What’s the difference between a manager and a leader? And how does management training differ from leadership development?
The answer isn’t as clear cut as you’d think.
A good place to start is how both terms are defined by our old friend, the Oxford English Dictionary.
Management: The act of running and controlling a business or similar organisation
Leadership: The act of leading a group of people or an organisation
Still not clear? Nor are we.
We asked Clare Mitchell, Director of Product at Ivy House, to help us out: “When anyone asks me what the difference between leadership and management is, the first thing I say is that we all have to do both, as we are both the leader and the manager of ourselves. Self-leadership and self-management is crucial. That said, you could define management as day-to-day execution, keeping things on track – or ‘doing things right.’
With leadership, it’s all about setting the vision and the plan, and then creating an environment that enables people to realise the plan and achieve the vision. You could call that ‘doing the right things.’”
Managers vs leaders
Whether you identify as a manager or a leader, you need to be able to do both effectively, and that might be to a greater or lesser extent depending on your role. Typically the more senior you become, the more likely the ratios from manager to leader start to swing.
When you first get promoted you’re often a team leader or a middle manager, and there is a lot more day-to-day execution, keeping things on track, ‘doing things right’.
As you get promoted up the ranks, your role moves away from management and more into leadership. Your role has more of a focus on vision, planning, and creating environments for other people to thrive – or ‘doing the right things’.
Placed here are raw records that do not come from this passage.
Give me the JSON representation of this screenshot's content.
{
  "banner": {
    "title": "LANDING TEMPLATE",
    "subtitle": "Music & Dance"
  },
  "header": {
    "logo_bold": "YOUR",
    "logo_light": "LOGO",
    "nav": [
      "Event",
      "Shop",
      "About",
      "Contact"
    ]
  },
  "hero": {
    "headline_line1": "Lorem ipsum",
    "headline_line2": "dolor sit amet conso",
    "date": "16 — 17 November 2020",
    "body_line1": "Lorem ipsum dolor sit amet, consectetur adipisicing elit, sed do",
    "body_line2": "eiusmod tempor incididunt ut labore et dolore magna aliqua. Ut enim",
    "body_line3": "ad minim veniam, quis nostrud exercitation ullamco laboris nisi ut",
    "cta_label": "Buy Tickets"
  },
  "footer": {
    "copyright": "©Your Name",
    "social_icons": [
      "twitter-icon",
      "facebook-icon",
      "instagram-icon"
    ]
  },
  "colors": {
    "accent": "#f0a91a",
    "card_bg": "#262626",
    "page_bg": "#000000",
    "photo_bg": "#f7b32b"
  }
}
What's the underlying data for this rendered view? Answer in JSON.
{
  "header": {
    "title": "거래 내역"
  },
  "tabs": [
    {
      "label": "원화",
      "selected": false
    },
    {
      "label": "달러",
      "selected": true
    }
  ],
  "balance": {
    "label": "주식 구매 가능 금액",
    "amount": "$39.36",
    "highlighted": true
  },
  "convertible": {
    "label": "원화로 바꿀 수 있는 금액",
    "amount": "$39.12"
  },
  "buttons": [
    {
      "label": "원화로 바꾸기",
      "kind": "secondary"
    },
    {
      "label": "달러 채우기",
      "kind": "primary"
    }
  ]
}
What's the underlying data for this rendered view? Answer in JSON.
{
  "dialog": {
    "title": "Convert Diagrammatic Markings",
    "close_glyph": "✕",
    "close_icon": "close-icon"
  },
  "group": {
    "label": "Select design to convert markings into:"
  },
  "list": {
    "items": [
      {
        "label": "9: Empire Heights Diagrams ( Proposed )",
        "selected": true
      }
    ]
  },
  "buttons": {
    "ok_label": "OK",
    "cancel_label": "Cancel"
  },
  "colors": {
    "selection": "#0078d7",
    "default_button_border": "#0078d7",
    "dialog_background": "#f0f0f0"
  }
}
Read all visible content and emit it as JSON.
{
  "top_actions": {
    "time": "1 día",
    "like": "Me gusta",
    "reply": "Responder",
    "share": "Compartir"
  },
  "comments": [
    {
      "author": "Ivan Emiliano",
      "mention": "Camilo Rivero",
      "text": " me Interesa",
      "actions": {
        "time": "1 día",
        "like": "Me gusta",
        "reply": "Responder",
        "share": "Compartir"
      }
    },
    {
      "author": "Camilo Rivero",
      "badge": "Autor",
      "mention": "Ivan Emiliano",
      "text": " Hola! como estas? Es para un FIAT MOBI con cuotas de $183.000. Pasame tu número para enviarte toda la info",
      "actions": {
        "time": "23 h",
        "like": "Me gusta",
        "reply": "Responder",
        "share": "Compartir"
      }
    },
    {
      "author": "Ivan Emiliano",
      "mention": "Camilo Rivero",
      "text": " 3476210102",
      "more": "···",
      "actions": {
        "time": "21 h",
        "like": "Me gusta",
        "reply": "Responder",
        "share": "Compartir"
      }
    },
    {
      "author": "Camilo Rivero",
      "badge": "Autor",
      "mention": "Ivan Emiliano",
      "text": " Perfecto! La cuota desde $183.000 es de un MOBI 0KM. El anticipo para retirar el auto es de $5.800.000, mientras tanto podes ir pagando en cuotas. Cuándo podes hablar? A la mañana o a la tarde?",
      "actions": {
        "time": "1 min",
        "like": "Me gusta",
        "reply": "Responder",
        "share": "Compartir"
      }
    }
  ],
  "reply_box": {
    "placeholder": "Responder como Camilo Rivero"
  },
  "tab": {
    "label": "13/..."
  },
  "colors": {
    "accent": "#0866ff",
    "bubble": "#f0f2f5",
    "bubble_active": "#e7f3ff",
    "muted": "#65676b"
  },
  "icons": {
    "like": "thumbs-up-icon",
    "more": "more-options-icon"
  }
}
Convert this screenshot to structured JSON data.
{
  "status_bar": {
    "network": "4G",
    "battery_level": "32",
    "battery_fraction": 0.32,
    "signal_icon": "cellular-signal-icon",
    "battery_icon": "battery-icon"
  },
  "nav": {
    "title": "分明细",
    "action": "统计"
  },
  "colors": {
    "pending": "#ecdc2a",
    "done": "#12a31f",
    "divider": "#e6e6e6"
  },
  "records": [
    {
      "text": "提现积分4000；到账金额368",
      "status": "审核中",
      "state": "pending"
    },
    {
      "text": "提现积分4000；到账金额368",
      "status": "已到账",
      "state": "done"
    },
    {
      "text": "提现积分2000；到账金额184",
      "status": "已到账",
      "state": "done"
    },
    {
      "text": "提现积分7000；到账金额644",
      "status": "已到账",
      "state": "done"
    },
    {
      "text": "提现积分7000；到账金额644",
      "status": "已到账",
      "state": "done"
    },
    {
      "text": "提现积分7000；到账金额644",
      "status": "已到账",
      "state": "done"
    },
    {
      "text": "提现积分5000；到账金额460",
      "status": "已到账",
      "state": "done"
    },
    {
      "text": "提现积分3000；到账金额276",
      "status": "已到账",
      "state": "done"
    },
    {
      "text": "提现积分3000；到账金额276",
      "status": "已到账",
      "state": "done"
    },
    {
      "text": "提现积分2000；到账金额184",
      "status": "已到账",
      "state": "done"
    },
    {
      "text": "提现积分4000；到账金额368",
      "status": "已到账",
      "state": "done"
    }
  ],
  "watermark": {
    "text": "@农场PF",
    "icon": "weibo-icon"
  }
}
Traditionally, people don’t get treated as Leaders (with a capital L) until they are leading a business – but in fact we’re all self-leaders, and leaders of families, clubs, friendship groups; so wherever people are leading, the skills they need are important.
The training and development trap
A commonly held belief is that development is a linear process that starts with giving management training and on the job skills and then works up to leadership development only when someone becomes a senior leader. But it won’t have as big an impact if you only focus your leadership development here. You need people at all stages of leadership to have the skills and behaviours they need most; that underpin effective individuals and teams, that accelerate performance – and provide the critical backbone that sits at the heart of a successful organisation’s leadership culture.
Clare says “You’ll also find that all other training will become a whole lot easier if you invest in leadership development earlier in people’s careers. In fact, we see people seeking out their own development and identifying their own learning pathways after learning about 100% ownership or how to be a courageous learner, for example.” So rather than offering the ‘doing things right’ training first and then working up to leadership development when people have reached a certain level, building leadership development in to the foundations of your people’s development will reap the greater rewards.
Behavioural change
Whether you’re talking about leadership or management, the old behaviours aren’t working; needing to win, pursuing profit at all cost, having a game-face, knowing all the answers, never showing vulnerability.
At Ivy House, leadership development is very much about giving people the skills to lead oneself and others in a way that empowers everyone to reach their full potential – what we call the skill of Human Leadership. So no matter who, what or where your people lead, it’s about creating environments of meaning, growth and belonging, enabling people, organisations and societies to thrive.
Traditional leadership development programmes identify the desired skills and mindsets and then get stuck in trying to embed them. Problem is, it doesn’t work. It misses the foundation blocks of behavioural change. So, you spend a ton of money, gets some nice folders, and still have leaders that people don’t want to follow. Successful behavioural change leadership programmes need to have three critical building blocks in place: self-knowledge, self-empowerment, and self-leadership. Without either one of them, change will not happen. We’re in the business of human leadership and we create behavioral change.
Whilst there might be slightly different definitions of what management or leadership is, one thing is certain: if you have people in your organisation who lead a team or are in roles that involve looking after people, give them leadership development – you won’t regret it.